22nd April is Earth Day and with the recent incident in Dorset, where 200 barrels of oil leaked into Poole Harbour, the irony is not lost on me that the first Earth Day back in 1970 was inspired by an oil spill that took place in California.
The theme this year is Invest In Our Planet, recognising that to stop the damage to the environment we have to be more pro-active; it’s not enough to just assume someone else will do it or suggest that big polluters – or big polluting countries – have to act before our actions will make a difference.
When you invest, you put in your own stake. You accept that you have something to lose if things do not work out. Many sources, including Intergovernmental Panel on Climate Change (IPCC) reports, commentary from the World Wide Fund for Nature (WWF) and films by the likes of David Attenborough make it clear that time really is running out for us to prevent the planet warming by 1.5 degrees – which has been noted as the tipping point for ecosystems and for global ice melt.
In our recent What Has The Environment Ever Done For Us (WHTEEDFU) podcast we interviewed Baroness Kate Parminter. She chairs the House of Lords Environment and Climate Change Committee who recently published a report on behaviour change. This discussed the need for political leadership and improved communications to effect community level behaviour change to meet the Net Zero objectives set by Government.
No-one invests to make themselves poorer, and typically when entering a new market individuals and organisations need to feel excited about the potential. I remember when my own family heard about the opportunity to buy shares in Eurotunnel and in Euro Disney – as it was then called – back in the early 90s …not only did they seem like good financial investments, but they both conjured up an optimistic, exciting vision of the future.
Two years ago, Cratus invited Jonathan Smales, the former director of Greenpeace to be our guest on the first environment webinar to talk about Environmental Hedonism. The term stuck with me, and I often repeat it. It is about demonstrating that a future that protects the planet can also be a future full of pleasure.
To encourage people to change their behaviour we need to move away from the dystopian vision about what will happen if we do not act and towards one where the air is clean, nature is abundant, food is plentiful and healthy, and lives are fulfilled.
In fact, it takes me straight back to Disneyland – a hedonistic vision of nostalgia and futurism rolled into one…’the happiest place on earth.’
The all-American street takes you back to simpler times when trams ran down the middle of the road and shopkeepers stood in the doorway of their stores; litter removed as if by magic; the smell of delicious (though rather unhealthy) food wafting through the sparkling clean air; flamingos relaxing on islands ablaze with colourful flowers; captivated children and beaming grandparents enjoying a slower pace of life without cars and lorries cluttering the streets.

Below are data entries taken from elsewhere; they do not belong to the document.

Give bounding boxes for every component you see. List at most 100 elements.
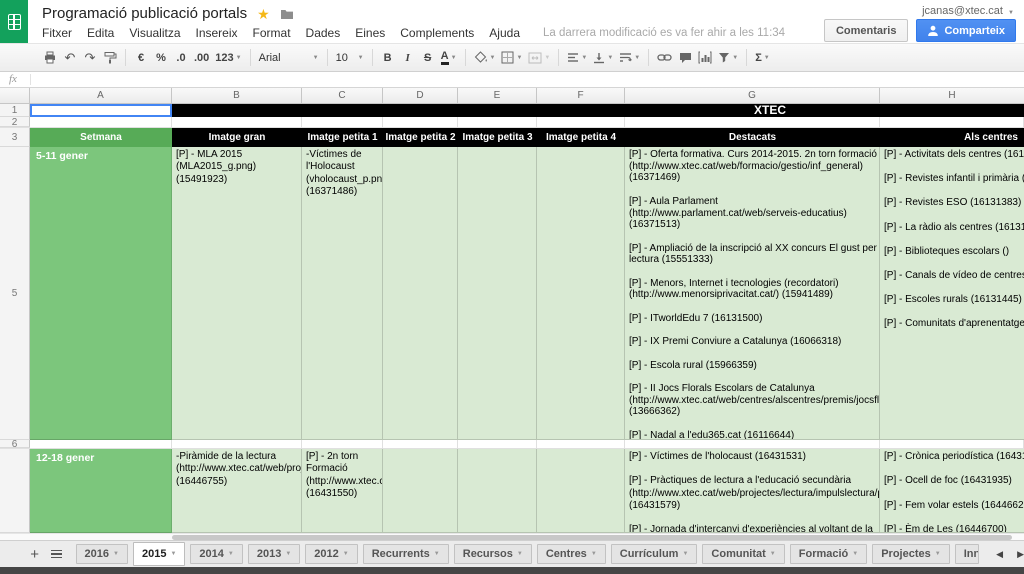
- sheet-tab-2016[interactable]: 2016▼: [76, 544, 128, 564]
- text-color-button[interactable]: A▼: [438, 48, 460, 68]
- sheet-tab-curriculum[interactable]: Currículum▼: [611, 544, 698, 564]
- row-header-7[interactable]: [0, 449, 30, 533]
- horizontal-scrollbar[interactable]: [0, 533, 1024, 540]
- menu-visualitza[interactable]: Visualitza: [129, 26, 180, 40]
- tab-dropdown-icon[interactable]: ▼: [935, 551, 941, 557]
- column-header-h[interactable]: H: [880, 88, 1024, 104]
- row-header-5[interactable]: 5: [0, 147, 30, 440]
- tab-dropdown-icon[interactable]: ▼: [591, 551, 597, 557]
- format-percent-button[interactable]: %: [151, 48, 171, 68]
- menu-fitxer[interactable]: Fitxer: [42, 26, 72, 40]
- decrease-decimals-button[interactable]: .0: [171, 48, 191, 68]
- sheet-tab-centres[interactable]: Centres▼: [537, 544, 606, 564]
- corner-select-all[interactable]: [0, 88, 30, 104]
- functions-button[interactable]: Σ▼: [752, 48, 773, 68]
- fill-color-button[interactable]: ▼: [471, 48, 499, 68]
- menu-complements[interactable]: Complements: [400, 26, 474, 40]
- sheet-tab-2012[interactable]: 2012▼: [305, 544, 357, 564]
- merge-cells-button[interactable]: ▼: [525, 48, 553, 68]
- tab-dropdown-icon[interactable]: ▼: [852, 551, 858, 557]
- filter-button[interactable]: ▼: [715, 48, 741, 68]
- cell-h5-als-centres[interactable]: [P] - Activitats dels centres (16126 [P]…: [880, 147, 1024, 440]
- header-black-bar[interactable]: Imatge gran Imatge petita 1 Imatge petit…: [172, 128, 1024, 147]
- borders-button[interactable]: ▼: [498, 48, 525, 68]
- column-header-b[interactable]: B: [172, 88, 302, 104]
- folder-icon[interactable]: [280, 8, 294, 20]
- row-header-2[interactable]: 2: [0, 117, 30, 127]
- text-wrap-button[interactable]: ▼: [616, 48, 643, 68]
- print-button[interactable]: [40, 48, 60, 68]
- account-menu[interactable]: jcanas@xtec.cat ▼: [922, 5, 1014, 17]
- banner-cell-xtec[interactable]: XTEC: [172, 104, 1024, 117]
- insert-link-button[interactable]: [654, 48, 675, 68]
- sheet-tab-formacio[interactable]: Formació▼: [790, 544, 867, 564]
- vertical-align-button[interactable]: ▼: [590, 48, 616, 68]
- column-header-f[interactable]: F: [537, 88, 625, 104]
- sheet-tab-projectes[interactable]: Projectes▼: [872, 544, 949, 564]
- format-currency-button[interactable]: €: [131, 48, 151, 68]
- header-cell-setmana[interactable]: Setmana: [30, 128, 172, 147]
- undo-button[interactable]: ↶: [60, 48, 80, 68]
- cell-b5-imatge-gran[interactable]: [P] - MLA 2015 (MLA2015_g.png) (15491923…: [172, 147, 302, 440]
- strikethrough-button[interactable]: S: [418, 48, 438, 68]
- cell-d7-imatge-petita-2[interactable]: [383, 449, 458, 533]
- increase-decimals-button[interactable]: .00: [191, 48, 212, 68]
- cell-g7-destacats[interactable]: [P] - Víctimes de l'holocaust (16431531)…: [625, 449, 880, 533]
- font-size-select[interactable]: 10▼: [333, 48, 367, 68]
- cell-g5-destacats[interactable]: [P] - Oferta formativa. Curs 2014-2015. …: [625, 147, 880, 440]
- tab-dropdown-icon[interactable]: ▼: [170, 551, 176, 557]
- column-header-a[interactable]: A: [30, 88, 172, 104]
- sheet-tab-recurrents[interactable]: Recurrents▼: [363, 544, 449, 564]
- tabs-scroll-right-icon[interactable]: ▶: [1017, 549, 1024, 560]
- tabs-scroll-left-icon[interactable]: ◀: [996, 549, 1003, 560]
- cell-f5-imatge-petita-4[interactable]: [537, 147, 625, 440]
- font-family-select[interactable]: Arial▼: [256, 48, 322, 68]
- star-icon[interactable]: ★: [257, 7, 270, 21]
- sheets-logo-icon[interactable]: [0, 0, 28, 43]
- cell-e5-imatge-petita-3[interactable]: [458, 147, 537, 440]
- sheet-tab-inn[interactable]: Inn: [955, 544, 979, 564]
- cell-e7-imatge-petita-3[interactable]: [458, 449, 537, 533]
- menu-insereix[interactable]: Insereix: [196, 26, 238, 40]
- menu-ajuda[interactable]: Ajuda: [489, 26, 520, 40]
- add-sheet-button[interactable]: +: [28, 544, 41, 564]
- tab-dropdown-icon[interactable]: ▼: [770, 551, 776, 557]
- insert-comment-button[interactable]: [675, 48, 695, 68]
- sheet-tab-comunitat[interactable]: Comunitat▼: [702, 544, 784, 564]
- row-header-1[interactable]: 1: [0, 104, 30, 117]
- all-sheets-button[interactable]: [50, 544, 63, 564]
- row-6[interactable]: 6: [0, 440, 1024, 449]
- menu-format[interactable]: Format: [253, 26, 291, 40]
- row-header-6[interactable]: 6: [0, 440, 30, 448]
- insert-chart-button[interactable]: [695, 48, 715, 68]
- sheet-tab-recursos[interactable]: Recursos▼: [454, 544, 532, 564]
- cell-b7-imatge-gran[interactable]: -Piràmide de la lectura (http://www.xtec…: [172, 449, 302, 533]
- sheet-tab-2013[interactable]: 2013▼: [248, 544, 300, 564]
- more-formats-button[interactable]: 123▼: [212, 48, 244, 68]
- formula-bar[interactable]: fx: [0, 72, 1024, 88]
- tab-dropdown-icon[interactable]: ▼: [682, 551, 688, 557]
- column-header-c[interactable]: C: [302, 88, 383, 104]
- cell-h7-als-centres[interactable]: [P] - Crònica periodística (164319 [P] -…: [880, 449, 1024, 533]
- row-2[interactable]: 2: [0, 117, 1024, 128]
- paint-format-button[interactable]: [100, 48, 120, 68]
- cell-d5-imatge-petita-2[interactable]: [383, 147, 458, 440]
- cell-week-12-18-gener[interactable]: 12-18 gener: [30, 449, 172, 533]
- italic-button[interactable]: I: [398, 48, 418, 68]
- sheet-tab-2015[interactable]: 2015▼: [133, 542, 185, 566]
- share-button[interactable]: Comparteix: [916, 19, 1016, 42]
- menu-edita[interactable]: Edita: [87, 26, 114, 40]
- bold-button[interactable]: B: [378, 48, 398, 68]
- tab-dropdown-icon[interactable]: ▼: [228, 551, 234, 557]
- column-header-g[interactable]: G: [625, 88, 880, 104]
- tab-dropdown-icon[interactable]: ▼: [285, 551, 291, 557]
- menu-eines[interactable]: Eines: [355, 26, 385, 40]
- column-header-e[interactable]: E: [458, 88, 537, 104]
- selected-cell-a1[interactable]: [30, 104, 172, 117]
- menu-dades[interactable]: Dades: [306, 26, 341, 40]
- tab-dropdown-icon[interactable]: ▼: [434, 551, 440, 557]
- column-header-d[interactable]: D: [383, 88, 458, 104]
- document-title[interactable]: Programació publicació portals: [42, 5, 247, 22]
- tab-dropdown-icon[interactable]: ▼: [343, 551, 349, 557]
- tab-dropdown-icon[interactable]: ▼: [113, 551, 119, 557]
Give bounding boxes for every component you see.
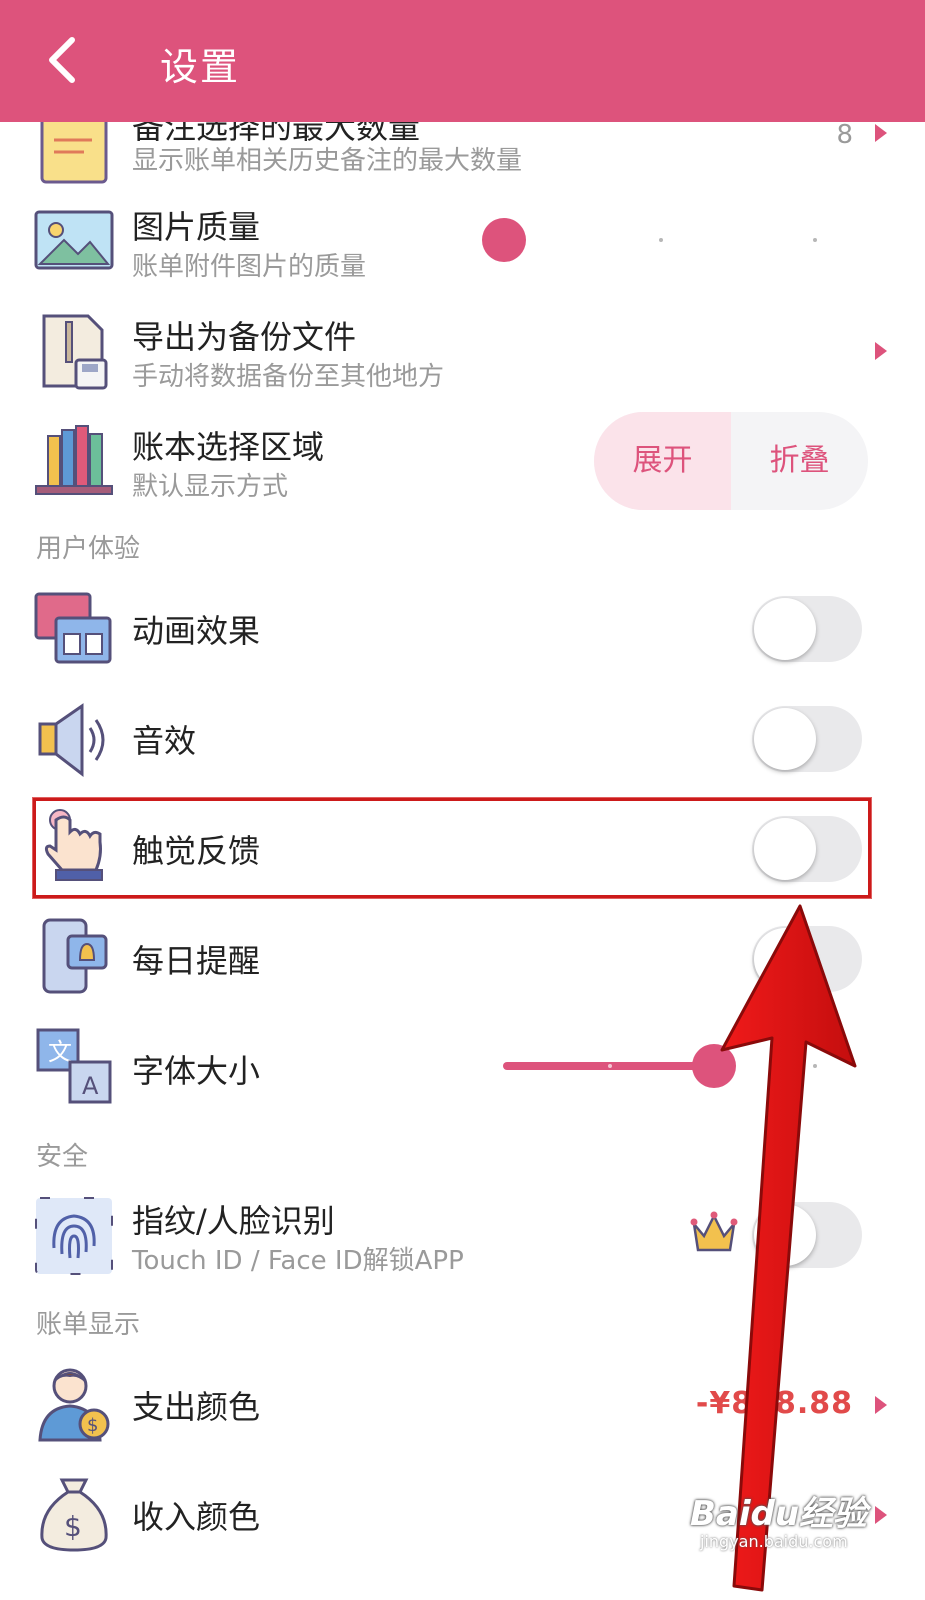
quality-slider-thumb[interactable]	[482, 218, 526, 262]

Of course, Disneyland is about suspending belief but capturing some of that idealistic lifestyle could be the way to get people to invest and if people are personally invested in this vision of the future, then businesses will want to follow suit.
It’s not a new idea, 150 years ago wealthy industrialists recognised that happy, healthy employees living surrounded by green space would be more productive back with the development of communities like Port Sunlight and this was taken further with the development of Garden Cities in the 1920s – Welwyn Garden City designed to be the ‘perfect town with the benefits of city and countryside life’.
Of course ideas have moved on, and we know that nature isn’t best served by the ‘perfect’ but a 21st century garden village can provide the opportunity to live in harmony with nature, to build a community of the size where people feel they belong and where everything needed for daily life is on hand and where the impact on the environment is minimised.
Which comes back to investing. If we want this future to become a reality, we need to invest in it with our actions – supporting businesses that do the right thing, turning away from those companies who put profit over planet.
The time is now, the need is urgent and although it might seem like a drop in the ocean every action we take as individuals or as companies to invest in a clean, green future helps others to move towards that too.